Infinitely Losing My Edge
Yeah, I'm losing my edge.
I'm losing my edge.
The kids are coming up from behind.
I'm losing my edge.
I'm losing my edge to the kids from St Lucia and from Hong Kong.
But I was there.
I was there in 1979.
I was there at the first Second Layer show in South London.
I'm losing my edge.
I'm losing my edge to the kids whose footsteps I hear when they get on the decks.
I'm losing my edge to the internet seekers who can tell me every member of every good group from 1962 to 1972.
I'm losing my edge.
To all the kids in Lyon and Edmonton.
I'm losing my edge to the art-school Mexico City kids in little jackets and borrowed nostalgia for the unremembered nineties.
I'm losing my edge.
I'm losing my edge.
I can hear the footsteps every night on the decks.
But I was there.
I was there in 1975 at the first Throbbing Gristle practice in a loft in London.
I was working on the rhodes sounds with much patience.
I was there when Michael McDonald started up his first band.
I told him, "Don't do it that way. You'll never make a dime."
I was there.
I was the first guy playing Bob Dylan to the punk kids.
I played it at the Spitz.
Everybody thought I was crazy.
We all know.
I was there.
I was there.
I've never been wrong.
But I'm losing my edge to better-looking people with better ideas and more talent.
And they're actually really, really nice.
I'm losing my edge.
I heard you have a compilation of every good song ever done by anybody.
Every great song by John Cale. All the underground hits.
All Average White Band tracks. I heard you have a vinyl of every Black Flag record on German import.
I heard that you have a white label of every seminal electroclash hit - 1985, '86, '87.
I heard that you have a CD compilation of every good '80s cut and another box set from the '80s.
I hear you're buying a harpsichord and a linndrum and are throwing your macbook out the window because you want to make something real. You want to make a Agitation Free record.
I hear that you and your band have sold your mellotron and bought a güiro.
I hear that you and your band have sold your güiro and bought a mellotron.
I hear everybody that you know is more relevant than everybody that I know.
But have you seen my records?
Infiniti,
Sister Nancy,
Althea and Donna,
Brick,
Los Fastidios,
Terror Squad Feat. Camron,
Ohio Players,
Larry & the Blue Notes,
Pharoah Sanders,
Japan,
Gil Scott Heron,
The Motions,
Clear Light,
Flamin' Groovies,
Soulsonic Force,
Niagra,
Derrick May,
Man Eating Sloth,
Kayak,
Bang on a Can All-Stars,
The Alarm Clocks,
Shuggie Otis,
Hot Snakes,
Echo & the Bunnymen,
Spoonie Gee,
a-ha,
Pagans,
Dr. Dre and Snoop Doggy Dog,
Crash Course in Science,
The Peanut Butter Conspiracy,
Avey Tare's Slasher Flicks,
48th St. Collective,
Josef K,
Lower 48,
Johnny Clarke,
Bobby Womack,
Frankie Knuckles,
Glenn Branca,
Main Source,
Magma,
Cabaret Voltaire,
Orchestral Manoeuvres in the Dark,
Terry Callier,
Eurythmics,
Ronnie Foster,
the Normal,
Aaron Thompson,
Minny Pops,
Quadrant,
Whodini,
N.O.R.E. Featuring Pharrell,
Teenage Jesus and the Jerks,
Ornette Coleman,
Arthur Verocai,
The Index,
Nick Cave & The Bad Seeds,
Captain Beefheart & His Magic Band,
Adolescents,
Youth Brigade,
EPMD,
R.M.O.,
The Gladiators,
Flipper,
Traffic Nightmare, Traffic Nightmare, Traffic Nightmare, Traffic Nightmare.

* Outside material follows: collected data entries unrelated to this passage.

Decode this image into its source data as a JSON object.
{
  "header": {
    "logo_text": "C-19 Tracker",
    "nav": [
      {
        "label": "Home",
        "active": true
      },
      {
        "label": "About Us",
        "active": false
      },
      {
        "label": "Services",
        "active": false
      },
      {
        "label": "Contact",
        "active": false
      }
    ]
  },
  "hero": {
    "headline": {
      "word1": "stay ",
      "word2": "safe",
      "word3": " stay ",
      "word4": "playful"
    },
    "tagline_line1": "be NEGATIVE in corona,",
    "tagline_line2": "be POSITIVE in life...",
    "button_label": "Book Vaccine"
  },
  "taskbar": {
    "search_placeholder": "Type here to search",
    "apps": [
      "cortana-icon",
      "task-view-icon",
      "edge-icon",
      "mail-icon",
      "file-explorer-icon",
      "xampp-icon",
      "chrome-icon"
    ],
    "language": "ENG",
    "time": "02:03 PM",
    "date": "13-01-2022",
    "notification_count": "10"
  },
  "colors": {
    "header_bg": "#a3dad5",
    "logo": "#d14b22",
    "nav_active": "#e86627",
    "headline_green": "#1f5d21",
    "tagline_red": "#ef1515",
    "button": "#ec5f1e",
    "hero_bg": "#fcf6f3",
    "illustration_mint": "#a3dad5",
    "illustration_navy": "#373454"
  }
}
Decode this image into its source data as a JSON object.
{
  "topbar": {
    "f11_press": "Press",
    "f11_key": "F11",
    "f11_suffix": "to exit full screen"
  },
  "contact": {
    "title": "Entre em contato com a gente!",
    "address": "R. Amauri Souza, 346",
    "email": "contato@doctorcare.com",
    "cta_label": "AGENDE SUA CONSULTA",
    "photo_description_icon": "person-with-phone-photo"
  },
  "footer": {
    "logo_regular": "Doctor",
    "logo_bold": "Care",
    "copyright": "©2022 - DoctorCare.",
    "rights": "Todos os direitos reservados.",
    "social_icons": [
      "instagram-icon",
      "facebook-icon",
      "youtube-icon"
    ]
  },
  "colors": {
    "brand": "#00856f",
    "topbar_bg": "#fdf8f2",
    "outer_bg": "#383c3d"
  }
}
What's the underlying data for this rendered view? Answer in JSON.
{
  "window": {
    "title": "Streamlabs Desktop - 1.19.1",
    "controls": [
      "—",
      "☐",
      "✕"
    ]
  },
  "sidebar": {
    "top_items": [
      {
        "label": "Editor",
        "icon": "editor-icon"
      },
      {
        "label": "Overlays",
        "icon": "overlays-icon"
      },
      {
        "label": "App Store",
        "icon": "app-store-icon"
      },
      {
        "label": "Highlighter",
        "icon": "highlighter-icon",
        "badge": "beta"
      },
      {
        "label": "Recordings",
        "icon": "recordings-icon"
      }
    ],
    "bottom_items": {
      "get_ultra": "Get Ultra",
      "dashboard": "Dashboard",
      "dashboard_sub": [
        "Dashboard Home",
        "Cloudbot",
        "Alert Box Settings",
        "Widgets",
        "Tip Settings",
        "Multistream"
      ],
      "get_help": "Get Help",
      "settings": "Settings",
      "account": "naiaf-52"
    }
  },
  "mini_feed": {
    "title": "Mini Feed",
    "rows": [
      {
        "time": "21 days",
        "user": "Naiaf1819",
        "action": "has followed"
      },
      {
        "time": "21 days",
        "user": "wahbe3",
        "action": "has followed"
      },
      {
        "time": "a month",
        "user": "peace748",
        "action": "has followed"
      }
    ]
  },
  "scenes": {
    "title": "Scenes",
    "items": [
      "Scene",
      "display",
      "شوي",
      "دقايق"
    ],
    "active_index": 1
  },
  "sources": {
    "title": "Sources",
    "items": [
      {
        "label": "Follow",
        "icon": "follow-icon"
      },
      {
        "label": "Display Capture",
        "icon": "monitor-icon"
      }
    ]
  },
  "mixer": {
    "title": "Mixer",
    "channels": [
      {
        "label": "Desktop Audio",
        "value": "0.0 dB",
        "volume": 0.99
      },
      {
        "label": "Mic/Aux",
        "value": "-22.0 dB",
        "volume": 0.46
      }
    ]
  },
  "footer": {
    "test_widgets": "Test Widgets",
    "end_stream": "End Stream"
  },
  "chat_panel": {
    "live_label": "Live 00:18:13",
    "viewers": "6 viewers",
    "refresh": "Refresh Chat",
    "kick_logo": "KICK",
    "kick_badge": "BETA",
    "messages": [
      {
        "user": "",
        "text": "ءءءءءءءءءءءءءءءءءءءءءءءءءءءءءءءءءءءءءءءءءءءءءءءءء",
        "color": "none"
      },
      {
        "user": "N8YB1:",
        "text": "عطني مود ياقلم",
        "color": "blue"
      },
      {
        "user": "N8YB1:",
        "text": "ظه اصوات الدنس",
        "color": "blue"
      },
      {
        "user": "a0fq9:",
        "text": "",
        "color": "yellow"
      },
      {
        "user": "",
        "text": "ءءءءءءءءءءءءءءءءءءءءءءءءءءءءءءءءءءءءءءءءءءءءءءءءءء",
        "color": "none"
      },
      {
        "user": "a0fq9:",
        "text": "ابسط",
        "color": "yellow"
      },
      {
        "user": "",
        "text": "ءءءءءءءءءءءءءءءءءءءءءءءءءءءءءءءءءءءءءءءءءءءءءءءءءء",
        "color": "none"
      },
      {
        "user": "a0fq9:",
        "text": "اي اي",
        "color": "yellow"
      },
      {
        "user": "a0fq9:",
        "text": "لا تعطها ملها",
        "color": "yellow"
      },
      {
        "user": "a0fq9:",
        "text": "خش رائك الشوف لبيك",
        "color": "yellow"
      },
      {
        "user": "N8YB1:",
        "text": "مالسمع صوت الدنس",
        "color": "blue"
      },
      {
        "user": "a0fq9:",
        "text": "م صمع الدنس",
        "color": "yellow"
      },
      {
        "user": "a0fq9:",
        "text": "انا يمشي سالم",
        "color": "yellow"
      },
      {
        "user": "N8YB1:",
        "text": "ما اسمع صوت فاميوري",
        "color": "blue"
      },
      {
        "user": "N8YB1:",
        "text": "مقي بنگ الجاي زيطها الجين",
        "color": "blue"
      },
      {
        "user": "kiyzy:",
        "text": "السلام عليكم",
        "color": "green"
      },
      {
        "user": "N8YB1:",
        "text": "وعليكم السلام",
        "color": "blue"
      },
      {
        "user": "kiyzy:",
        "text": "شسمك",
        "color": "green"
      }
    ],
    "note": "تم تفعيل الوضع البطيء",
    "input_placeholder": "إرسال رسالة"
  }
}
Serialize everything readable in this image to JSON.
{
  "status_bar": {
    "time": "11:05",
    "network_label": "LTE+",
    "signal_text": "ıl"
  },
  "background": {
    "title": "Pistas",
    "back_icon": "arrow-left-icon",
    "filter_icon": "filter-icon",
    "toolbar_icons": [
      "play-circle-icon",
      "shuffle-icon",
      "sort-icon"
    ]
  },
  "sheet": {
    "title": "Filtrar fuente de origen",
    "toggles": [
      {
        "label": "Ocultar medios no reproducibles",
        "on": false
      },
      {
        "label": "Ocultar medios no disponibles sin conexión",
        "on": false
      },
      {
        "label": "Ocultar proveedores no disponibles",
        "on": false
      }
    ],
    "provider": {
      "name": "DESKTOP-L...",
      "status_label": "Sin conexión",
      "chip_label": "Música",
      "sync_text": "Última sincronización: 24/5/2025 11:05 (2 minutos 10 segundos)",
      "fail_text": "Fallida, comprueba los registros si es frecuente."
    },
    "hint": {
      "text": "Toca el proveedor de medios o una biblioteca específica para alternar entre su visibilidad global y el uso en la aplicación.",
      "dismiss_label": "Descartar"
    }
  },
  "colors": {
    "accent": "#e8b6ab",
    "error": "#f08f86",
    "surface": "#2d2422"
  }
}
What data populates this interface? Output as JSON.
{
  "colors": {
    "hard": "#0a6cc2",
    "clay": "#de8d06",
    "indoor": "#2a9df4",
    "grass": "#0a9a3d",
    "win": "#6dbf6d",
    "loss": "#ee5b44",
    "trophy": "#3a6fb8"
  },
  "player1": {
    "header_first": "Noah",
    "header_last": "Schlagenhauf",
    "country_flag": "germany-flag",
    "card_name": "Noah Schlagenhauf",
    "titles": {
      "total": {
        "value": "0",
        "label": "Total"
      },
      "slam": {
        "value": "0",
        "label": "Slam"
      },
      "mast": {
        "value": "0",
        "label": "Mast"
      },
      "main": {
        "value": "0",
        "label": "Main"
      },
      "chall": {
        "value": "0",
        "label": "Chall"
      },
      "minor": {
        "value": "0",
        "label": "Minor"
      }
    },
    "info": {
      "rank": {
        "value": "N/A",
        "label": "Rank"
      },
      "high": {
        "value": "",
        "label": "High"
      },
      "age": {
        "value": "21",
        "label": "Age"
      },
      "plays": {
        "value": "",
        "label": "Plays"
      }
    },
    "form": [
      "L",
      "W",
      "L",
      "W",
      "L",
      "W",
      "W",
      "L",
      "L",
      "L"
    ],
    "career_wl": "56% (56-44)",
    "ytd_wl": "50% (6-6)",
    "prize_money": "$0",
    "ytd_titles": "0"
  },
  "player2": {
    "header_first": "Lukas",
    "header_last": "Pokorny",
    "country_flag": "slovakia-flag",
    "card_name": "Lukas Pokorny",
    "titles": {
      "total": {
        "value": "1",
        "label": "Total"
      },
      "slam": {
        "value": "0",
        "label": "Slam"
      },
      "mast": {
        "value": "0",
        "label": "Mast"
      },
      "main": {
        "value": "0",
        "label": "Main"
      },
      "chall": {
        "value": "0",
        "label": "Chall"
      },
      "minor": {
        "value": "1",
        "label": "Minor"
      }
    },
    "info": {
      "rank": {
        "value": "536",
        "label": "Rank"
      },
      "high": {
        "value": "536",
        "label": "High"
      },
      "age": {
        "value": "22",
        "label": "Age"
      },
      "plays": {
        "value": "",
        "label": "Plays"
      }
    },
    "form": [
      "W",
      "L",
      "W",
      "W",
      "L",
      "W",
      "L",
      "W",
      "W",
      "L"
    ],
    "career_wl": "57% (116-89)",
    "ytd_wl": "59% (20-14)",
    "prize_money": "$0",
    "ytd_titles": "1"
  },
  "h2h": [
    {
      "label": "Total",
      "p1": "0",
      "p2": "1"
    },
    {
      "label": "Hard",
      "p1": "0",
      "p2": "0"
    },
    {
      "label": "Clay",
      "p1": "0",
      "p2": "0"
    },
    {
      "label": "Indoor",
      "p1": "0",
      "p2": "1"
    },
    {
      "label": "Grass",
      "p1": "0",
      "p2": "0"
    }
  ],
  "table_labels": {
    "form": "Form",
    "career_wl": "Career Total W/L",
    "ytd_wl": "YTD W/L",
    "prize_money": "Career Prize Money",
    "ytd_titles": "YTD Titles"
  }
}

You don't know what you really want.
You don't know what you really want.
You don't know what you really want.
You don't know what you really want.
You don't know what you really want.
You don't know what you really want.
You don't know what you really want.
You don't know what you really want.
You don't know what you really want.
You don't know what you really want.
You don't know what you really want.
You don't know what you really want.
You don't know what you really want.
You don't know what you really want.
You don't know what you really want.